Frantzson c. Laplante

2021 QCTAL 16029

 

 

TRIBUNAL ADMINISTRATIF DU LOGEMENT

Bureau dE Montréal

 

Nos dossiers :

446960 31 20190305 T

505905 31 20200205 T

No demande :

3256698

 

 

Date :

16 juin 2021

Devant la juge administrative :

Pascale McLean

 

Osias Frantzson

 

Locataire - Partie demanderesse

c.

Léopold Laplante

 

Locateur - Partie défenderesse

 

D É C I S I O N

 

 

[1]      Le 5 mars 2019, le locateur dépose un recours dans lequel il réclame l’émission d’une ordonnance enjoignant au locataire de cesser de fumer le cannabis dans son logement, dans les aires communes de l’immeuble, ainsi qu’à l’extérieur. (dossier 446960)

[2]      Le 5 février 2020, le locataire dépose un recours dans lequel il demande une ordonnance enjoignant au locateur d'effectuer la réparation de la sonnette de la porte d’entrée et des dommages moraux de 2 000 $. (dossier 505905)

[3]      Le 8 décembre 2020, le locataire se fait entendre sur la demande du locateur et sur la sienne. Madame Marie-Claude Rabouin commence son témoignage, mais n’a pas le temps de le terminer. La cause est ajournée au 7 avril 2021.

[4]      À cette date, le locataire est absent et le Tribunal procède par défaut pour la fin de l’audience. Le Tribunal rend sa décision le 3 mai 2021 sur les deux recours.

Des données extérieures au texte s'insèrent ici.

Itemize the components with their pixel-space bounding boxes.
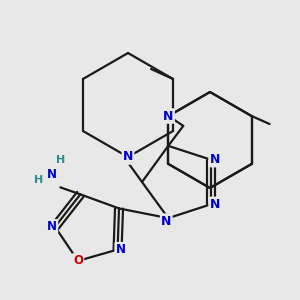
Text: O: O [73,254,83,267]
Text: H: H [34,176,43,185]
Text: N: N [116,243,126,256]
Text: N: N [161,214,171,228]
Text: N: N [210,153,220,166]
Text: N: N [47,168,57,181]
Text: N: N [210,198,220,211]
Text: H: H [56,155,65,165]
Text: N: N [123,151,133,164]
Text: N: N [47,220,57,233]
Text: N: N [163,110,174,122]
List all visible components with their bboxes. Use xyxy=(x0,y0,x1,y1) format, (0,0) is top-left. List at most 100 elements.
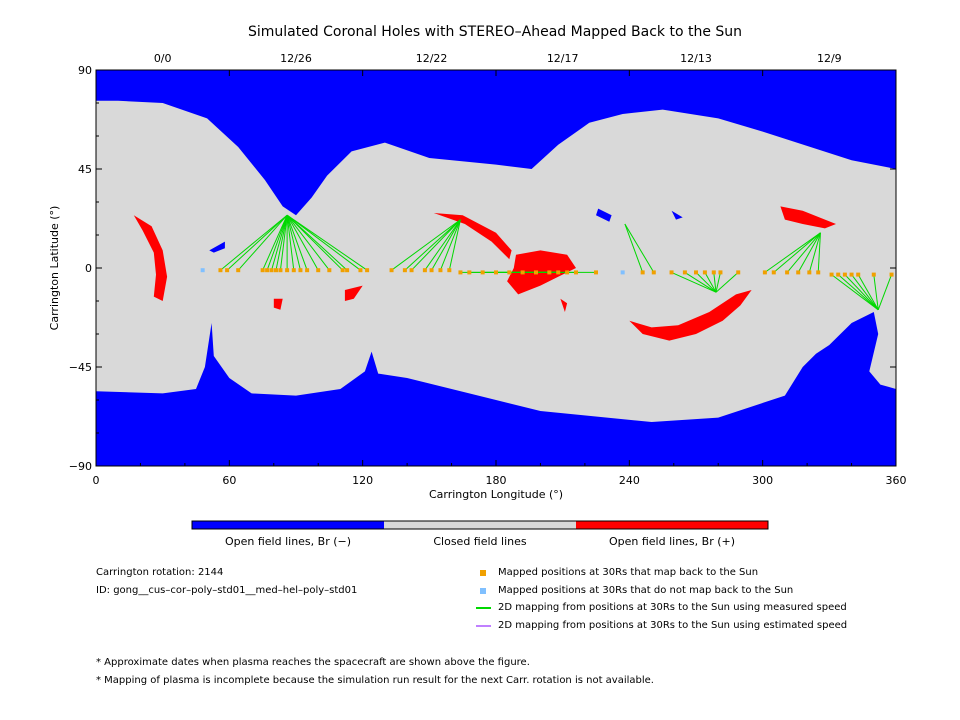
x-tick-label-360: 360 xyxy=(886,474,907,487)
open-positive-red-blob-2 xyxy=(780,206,836,229)
mapped-point-5 xyxy=(269,268,274,273)
x-axis: 0 60 120 180 240 300 360 xyxy=(93,70,907,487)
mapped-point-7 xyxy=(278,268,283,273)
top-date-label-5: 12/9 xyxy=(817,52,842,65)
mapping-line-38 xyxy=(624,223,655,273)
mapped-point-12 xyxy=(316,268,321,273)
note-dates: * Approximate dates when plasma reaches … xyxy=(96,657,530,668)
mapped-point-52 xyxy=(829,272,834,277)
mapping-line-57 xyxy=(873,274,879,310)
x-tick-label-180: 180 xyxy=(486,474,507,487)
mapped-point-17 xyxy=(365,268,370,273)
mapping-line-1 xyxy=(226,214,288,271)
top-date-axis: 0/0 12/26 12/22 12/17 12/13 12/9 xyxy=(154,52,842,65)
y-axis: −90 −45 0 45 90 xyxy=(69,64,896,473)
mapped-point-32 xyxy=(547,270,552,275)
mapped-point-30 xyxy=(520,270,525,275)
legend-item-mapped-label: Mapped positions at 30Rs that map back t… xyxy=(498,567,759,578)
colorbar-label-1: Closed field lines xyxy=(433,535,527,548)
mapped-point-8 xyxy=(285,268,290,273)
model-id: ID: gong__cus–cor–poly–std01__med–hel–po… xyxy=(96,585,358,596)
mapping-line-7 xyxy=(279,215,288,271)
mapping-line-21 xyxy=(424,219,461,271)
open-positive-red-small-1 xyxy=(273,298,283,310)
mapped-point-10 xyxy=(298,268,303,273)
unmapped-point-0 xyxy=(200,268,205,273)
legend-item-estimated-label: 2D mapping from positions at 30Rs to the… xyxy=(498,620,848,631)
mapped-point-16 xyxy=(358,268,363,273)
mapping-line-39 xyxy=(671,271,717,293)
mapping-line-10 xyxy=(286,215,301,271)
mapped-point-37 xyxy=(640,270,645,275)
y-tick-label--45: −45 xyxy=(69,361,92,374)
mapped-point-11 xyxy=(305,268,310,273)
top-date-label-4: 12/13 xyxy=(680,52,712,65)
mapping-line-50 xyxy=(808,232,821,273)
top-date-label-3: 12/17 xyxy=(547,52,579,65)
mapped-point-55 xyxy=(849,272,854,277)
open-negative-small-hole-2 xyxy=(596,208,612,222)
legend-item-measured-label: 2D mapping from positions at 30Rs to the… xyxy=(498,602,847,613)
mapped-point-39 xyxy=(669,270,674,275)
open-negative-small-hole-3 xyxy=(671,210,683,220)
mapped-point-34 xyxy=(565,270,570,275)
mapped-point-20 xyxy=(409,268,414,273)
mapped-point-42 xyxy=(702,270,707,275)
mapped-point-6 xyxy=(274,268,278,273)
mapped-point-0 xyxy=(218,268,223,273)
mapped-point-40 xyxy=(682,270,687,275)
open-negative-north-polar-hole xyxy=(96,70,896,216)
mapping-line-3 xyxy=(262,214,288,271)
mapping-line-41 xyxy=(695,272,717,293)
x-tick-label-240: 240 xyxy=(619,474,640,487)
mapping-line-17 xyxy=(286,214,368,271)
mapping-line-11 xyxy=(286,215,308,271)
open-negative-small-hole-1 xyxy=(209,241,225,253)
mapped-point-1 xyxy=(225,268,230,273)
legend-symbols xyxy=(476,570,491,627)
mapped-point-4 xyxy=(265,268,270,273)
x-axis-label: Carrington Longitude (°) xyxy=(429,488,563,501)
mapped-point-9 xyxy=(291,268,296,273)
mapping-line-45 xyxy=(715,272,739,293)
mapped-point-50 xyxy=(807,270,812,275)
colorbar-segment-2 xyxy=(576,521,768,529)
mapping-line-14 xyxy=(286,214,344,271)
legend-symbol-1 xyxy=(480,588,486,594)
open-positive-red-arc-2 xyxy=(433,213,512,260)
mapping-line-56 xyxy=(857,274,879,311)
mapping-line-6 xyxy=(275,215,288,271)
mapping-line-40 xyxy=(684,271,717,293)
open-positive-regions xyxy=(133,206,836,341)
colorbar-label-2: Open field lines, Br (+) xyxy=(609,535,735,548)
mapping-line-51 xyxy=(817,232,821,273)
mapped-point-2 xyxy=(236,268,241,273)
colorbar-segment-1 xyxy=(384,521,576,529)
mapped-point-14 xyxy=(340,268,345,273)
note-incomplete: * Mapping of plasma is incomplete becaus… xyxy=(96,675,654,686)
mapping-line-4 xyxy=(266,215,288,271)
legend-item-unmapped-label: Mapped positions at 30Rs that do not map… xyxy=(498,585,794,596)
x-tick-label-0: 0 xyxy=(93,474,100,487)
mapping-line-18 xyxy=(391,219,461,271)
chart-title: Simulated Coronal Holes with STEREO–Ahea… xyxy=(248,24,742,40)
mapping-line-58 xyxy=(877,274,893,310)
mapping-line-20 xyxy=(411,219,461,271)
colorbar: Open field lines, Br (−) Closed field lin… xyxy=(191,520,769,548)
open-positive-red-arc-3 xyxy=(629,290,752,341)
mapped-point-45 xyxy=(736,270,741,275)
mapping-line-52 xyxy=(831,274,879,311)
top-date-label-2: 12/22 xyxy=(416,52,448,65)
mapped-point-13 xyxy=(327,268,332,273)
x-tick-label-120: 120 xyxy=(352,474,373,487)
colorbar-frame xyxy=(191,520,769,530)
mapped-point-53 xyxy=(836,272,841,277)
top-date-label-0: 0/0 xyxy=(154,52,172,65)
mapped-point-19 xyxy=(402,268,407,273)
mapping-line-13 xyxy=(286,214,330,271)
mapping-line-12 xyxy=(286,214,319,271)
mapped-point-29 xyxy=(507,270,512,275)
mapped-point-58 xyxy=(889,272,894,277)
legend-symbol-0 xyxy=(480,570,486,576)
mapped-point-49 xyxy=(796,270,801,275)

[5]      Concernant le dossier 446960, le Tribunal ordonne au locataire et à tous les occupants du logement de ne pas consommer du cannabis ou ses produits dérivés par tout mode de consommation qui provoque de la fumée ou des odeurs, et ce, à l’intérieur du logement, de l’immeuble, sur les balcons ainsi que sur l’ensemble du terrain de l’immeuble.

[6]      Quant au dossier 505905, le Tribunal rejette la demande du locataire.

[7]      Le 25 mai 2021, le locataire dépose une demande de rétractation de la décision du 3 mai 2021 concernant chacun des dossiers.

[8]      Bien que le locateur ait été notifié des demandes le matin même de l’audience, il se dit prêt et demande de procéder à l’audience.


[9]      Les demandes de rétractation du locataire sont réunies pour audience et preuve commune, conformément à l'article 57 de la Loi sur le Tribunal administratif du logement.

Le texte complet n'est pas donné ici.